Reprodução do artigo publicado na editoria de Opinião do
O POVO, edição de 23/5/2019.

Os presidentes por suas cartas

“Mais uma vez as forças e os interesses contra o povo coordenaram-se e se desencadeiam sobre mim. (…) Precisam sufocar a minha voz e impedir a minha ação, para que eu não continue a defender, como sempre defendi, o povo e principalmente os humildes.” (Carta Testamento do presidente Getúlio Vargas, agosto 1954.)

“Desejei um Brasil para os brasileiros, afrontando, nesse sonho, a corrupção, a mentira e a covardia, que subordinam os interesses gerais aos apetites e às ambições de grupos ou de indivíduos, inclusive do exterior. (…) Forças terríveis levantam-se contra mim e me intrigam ou infamam, até com a desculpa de colaboração. (Carta de Renúncia do presidente Jânio Quadros, agosto 1961.)

“O Brasil é governado exclusivamente para atender aos interesses de corporações com acesso privilegiado ao orçamento público.” (Texto do analista financeiro Paulo Portinho, filiado ao partido Novo, distribuído pelo presidente Jair Bolsonaro, sob o apelo de “leitura obrigatória”, maio 2019.)
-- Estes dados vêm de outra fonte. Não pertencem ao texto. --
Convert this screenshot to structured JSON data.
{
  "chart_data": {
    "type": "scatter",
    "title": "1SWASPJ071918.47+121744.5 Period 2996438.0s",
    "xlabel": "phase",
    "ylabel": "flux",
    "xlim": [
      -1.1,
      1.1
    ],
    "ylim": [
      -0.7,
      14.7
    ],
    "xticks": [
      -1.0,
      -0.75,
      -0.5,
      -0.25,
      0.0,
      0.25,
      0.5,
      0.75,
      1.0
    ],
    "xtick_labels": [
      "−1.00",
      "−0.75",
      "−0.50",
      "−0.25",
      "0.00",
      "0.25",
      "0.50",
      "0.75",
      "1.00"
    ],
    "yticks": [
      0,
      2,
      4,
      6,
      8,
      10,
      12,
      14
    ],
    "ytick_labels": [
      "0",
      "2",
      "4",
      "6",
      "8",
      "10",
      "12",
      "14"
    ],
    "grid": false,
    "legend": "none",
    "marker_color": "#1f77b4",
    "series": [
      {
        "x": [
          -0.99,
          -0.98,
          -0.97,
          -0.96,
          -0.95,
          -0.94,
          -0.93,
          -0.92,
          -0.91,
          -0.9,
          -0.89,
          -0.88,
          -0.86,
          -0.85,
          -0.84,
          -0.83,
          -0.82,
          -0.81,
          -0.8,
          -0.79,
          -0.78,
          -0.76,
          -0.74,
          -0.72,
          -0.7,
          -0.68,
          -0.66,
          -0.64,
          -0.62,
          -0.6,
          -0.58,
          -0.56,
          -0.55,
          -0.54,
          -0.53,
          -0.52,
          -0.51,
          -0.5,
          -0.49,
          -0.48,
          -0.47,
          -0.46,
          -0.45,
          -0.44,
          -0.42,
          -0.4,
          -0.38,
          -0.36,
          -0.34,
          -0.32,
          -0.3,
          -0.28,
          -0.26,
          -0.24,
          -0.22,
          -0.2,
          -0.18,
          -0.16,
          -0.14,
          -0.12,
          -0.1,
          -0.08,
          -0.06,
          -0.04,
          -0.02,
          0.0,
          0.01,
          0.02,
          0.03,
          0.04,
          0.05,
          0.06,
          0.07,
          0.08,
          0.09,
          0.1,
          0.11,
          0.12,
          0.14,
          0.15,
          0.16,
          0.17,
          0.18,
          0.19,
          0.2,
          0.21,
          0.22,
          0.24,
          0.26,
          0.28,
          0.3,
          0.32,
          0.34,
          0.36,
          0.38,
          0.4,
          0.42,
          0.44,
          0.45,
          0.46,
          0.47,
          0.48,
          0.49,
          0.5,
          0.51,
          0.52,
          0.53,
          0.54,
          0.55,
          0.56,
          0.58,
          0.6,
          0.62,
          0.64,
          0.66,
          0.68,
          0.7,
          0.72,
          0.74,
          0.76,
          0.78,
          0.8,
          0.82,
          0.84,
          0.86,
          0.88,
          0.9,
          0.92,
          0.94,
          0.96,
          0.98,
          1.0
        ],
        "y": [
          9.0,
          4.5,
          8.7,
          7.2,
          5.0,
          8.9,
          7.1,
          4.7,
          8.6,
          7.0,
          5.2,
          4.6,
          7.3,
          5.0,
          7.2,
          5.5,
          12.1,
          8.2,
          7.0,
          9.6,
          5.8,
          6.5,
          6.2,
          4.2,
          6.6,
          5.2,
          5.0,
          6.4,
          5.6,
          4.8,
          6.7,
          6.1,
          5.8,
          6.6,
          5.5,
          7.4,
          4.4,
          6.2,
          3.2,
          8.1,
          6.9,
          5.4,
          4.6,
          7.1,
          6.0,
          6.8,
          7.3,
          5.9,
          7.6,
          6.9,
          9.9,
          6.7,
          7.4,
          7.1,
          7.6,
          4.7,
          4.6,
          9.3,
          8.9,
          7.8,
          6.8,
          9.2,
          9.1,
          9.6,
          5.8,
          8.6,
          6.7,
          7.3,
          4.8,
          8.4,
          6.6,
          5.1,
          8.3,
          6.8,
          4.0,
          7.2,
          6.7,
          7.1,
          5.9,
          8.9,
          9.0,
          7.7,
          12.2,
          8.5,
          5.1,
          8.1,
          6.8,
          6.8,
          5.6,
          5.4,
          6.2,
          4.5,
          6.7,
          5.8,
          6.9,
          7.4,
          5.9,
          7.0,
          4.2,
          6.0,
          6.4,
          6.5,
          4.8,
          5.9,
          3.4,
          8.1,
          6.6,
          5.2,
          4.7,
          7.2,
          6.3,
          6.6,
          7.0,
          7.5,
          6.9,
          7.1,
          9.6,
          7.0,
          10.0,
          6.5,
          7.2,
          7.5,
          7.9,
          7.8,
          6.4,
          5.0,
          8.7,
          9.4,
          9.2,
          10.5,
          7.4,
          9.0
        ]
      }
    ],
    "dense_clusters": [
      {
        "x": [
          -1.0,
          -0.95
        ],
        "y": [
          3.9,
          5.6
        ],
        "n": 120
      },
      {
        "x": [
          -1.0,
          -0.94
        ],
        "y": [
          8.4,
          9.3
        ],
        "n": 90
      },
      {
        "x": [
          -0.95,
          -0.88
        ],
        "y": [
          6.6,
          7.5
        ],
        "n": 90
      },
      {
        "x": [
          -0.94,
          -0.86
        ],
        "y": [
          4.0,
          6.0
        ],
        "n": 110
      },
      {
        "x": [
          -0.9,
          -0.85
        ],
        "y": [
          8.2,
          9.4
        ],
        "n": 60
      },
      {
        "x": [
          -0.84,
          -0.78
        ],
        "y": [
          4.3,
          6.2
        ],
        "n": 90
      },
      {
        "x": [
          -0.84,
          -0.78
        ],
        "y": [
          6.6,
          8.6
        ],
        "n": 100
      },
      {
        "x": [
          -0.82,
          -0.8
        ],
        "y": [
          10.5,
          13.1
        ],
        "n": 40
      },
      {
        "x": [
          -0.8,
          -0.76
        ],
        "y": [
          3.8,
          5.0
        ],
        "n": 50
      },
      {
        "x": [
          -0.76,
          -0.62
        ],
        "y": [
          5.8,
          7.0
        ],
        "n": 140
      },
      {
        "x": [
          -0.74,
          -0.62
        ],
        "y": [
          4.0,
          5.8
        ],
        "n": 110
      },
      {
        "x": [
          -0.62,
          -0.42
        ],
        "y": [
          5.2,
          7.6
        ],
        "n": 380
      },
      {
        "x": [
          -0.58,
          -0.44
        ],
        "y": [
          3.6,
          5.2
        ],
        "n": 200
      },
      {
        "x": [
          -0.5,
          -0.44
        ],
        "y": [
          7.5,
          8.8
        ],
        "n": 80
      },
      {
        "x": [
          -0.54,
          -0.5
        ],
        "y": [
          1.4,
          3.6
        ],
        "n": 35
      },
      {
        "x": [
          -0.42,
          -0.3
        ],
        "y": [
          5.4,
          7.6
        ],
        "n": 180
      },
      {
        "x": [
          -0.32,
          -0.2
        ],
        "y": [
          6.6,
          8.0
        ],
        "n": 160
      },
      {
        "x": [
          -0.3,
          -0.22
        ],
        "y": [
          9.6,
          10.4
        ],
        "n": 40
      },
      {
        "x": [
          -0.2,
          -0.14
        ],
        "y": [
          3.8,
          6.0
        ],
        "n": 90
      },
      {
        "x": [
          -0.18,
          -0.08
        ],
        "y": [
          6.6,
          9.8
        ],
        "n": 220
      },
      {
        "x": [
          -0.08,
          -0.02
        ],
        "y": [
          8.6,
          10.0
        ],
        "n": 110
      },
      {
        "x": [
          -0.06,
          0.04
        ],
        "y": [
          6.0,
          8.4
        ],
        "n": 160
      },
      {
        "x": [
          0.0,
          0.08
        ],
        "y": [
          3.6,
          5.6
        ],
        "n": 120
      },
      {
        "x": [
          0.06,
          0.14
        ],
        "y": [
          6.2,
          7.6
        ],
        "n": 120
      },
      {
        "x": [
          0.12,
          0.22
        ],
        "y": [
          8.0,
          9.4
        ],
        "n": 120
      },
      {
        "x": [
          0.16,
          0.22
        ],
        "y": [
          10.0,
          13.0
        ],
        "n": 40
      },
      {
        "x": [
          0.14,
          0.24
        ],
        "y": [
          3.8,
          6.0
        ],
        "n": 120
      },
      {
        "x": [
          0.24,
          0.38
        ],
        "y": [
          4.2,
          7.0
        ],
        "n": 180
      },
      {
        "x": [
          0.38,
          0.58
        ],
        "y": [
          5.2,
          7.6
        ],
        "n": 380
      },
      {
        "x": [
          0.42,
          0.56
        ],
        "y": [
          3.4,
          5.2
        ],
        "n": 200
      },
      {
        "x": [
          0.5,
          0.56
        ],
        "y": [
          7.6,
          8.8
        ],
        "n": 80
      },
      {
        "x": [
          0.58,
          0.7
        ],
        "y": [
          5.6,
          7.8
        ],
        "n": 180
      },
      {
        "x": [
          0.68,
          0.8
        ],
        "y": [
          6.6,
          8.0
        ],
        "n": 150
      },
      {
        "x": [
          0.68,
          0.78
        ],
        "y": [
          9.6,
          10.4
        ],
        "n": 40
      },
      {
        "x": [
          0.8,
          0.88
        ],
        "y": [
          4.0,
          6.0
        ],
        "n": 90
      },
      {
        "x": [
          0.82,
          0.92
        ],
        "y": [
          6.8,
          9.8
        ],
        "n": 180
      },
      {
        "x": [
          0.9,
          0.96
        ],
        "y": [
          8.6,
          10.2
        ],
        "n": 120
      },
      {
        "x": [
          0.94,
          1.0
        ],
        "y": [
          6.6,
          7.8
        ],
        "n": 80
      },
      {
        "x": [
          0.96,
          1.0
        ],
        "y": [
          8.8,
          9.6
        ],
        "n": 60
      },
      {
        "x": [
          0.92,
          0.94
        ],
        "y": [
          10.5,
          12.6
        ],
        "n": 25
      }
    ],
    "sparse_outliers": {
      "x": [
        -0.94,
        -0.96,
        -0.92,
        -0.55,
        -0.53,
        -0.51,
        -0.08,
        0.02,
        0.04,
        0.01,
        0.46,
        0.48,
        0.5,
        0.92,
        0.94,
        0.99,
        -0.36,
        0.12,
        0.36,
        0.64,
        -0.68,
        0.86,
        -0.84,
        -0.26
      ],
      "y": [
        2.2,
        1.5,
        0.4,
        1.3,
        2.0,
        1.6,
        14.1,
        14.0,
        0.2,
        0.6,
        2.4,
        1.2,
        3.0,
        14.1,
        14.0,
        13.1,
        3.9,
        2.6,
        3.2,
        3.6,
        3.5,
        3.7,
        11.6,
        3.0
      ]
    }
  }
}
Cada um dos trechos acima têm uma coisa em comum: acusam forças difusas, que os teriam impedido de governar, como justificativa para a atitude que cada um tomou: Getúlio, o suicídio; Jânio, a renúncia; Bolsonaro, ainda a saber o que fará para justificar a sua incompetência para exercer o cargo para o qual foi eleito. Dos três, Getúlio pode ser considerado “progressista” e os outros “de direita”.

Assim, Getúlio diz que queriam impedi-lo de governar para o “povo” humilde; Jânio prefere dizer que defendia os “interesses gerais” do País contra vantagens pessoais e de grupos; Portinho/Bolsonaro parecem mais preocupados com os investidores, pois a carta termina aconselhando “sell”, jargão que orienta aplicadores a venderem os seus ativos, sugerindo que investidores se afastem do Brasil.

É preciso reconhecer, vivemos em um País absolutamente injusto e desigual, que favorece parcela muito pequena dos brasileiros. Mas Certamente, não é a essa “corporação” de super-ricos a que Portinho e Bolsonaro se referem, pelo contrário: queixam-se pelo fato de o governo não ter condições de agir, sem amarras, em benefício deles.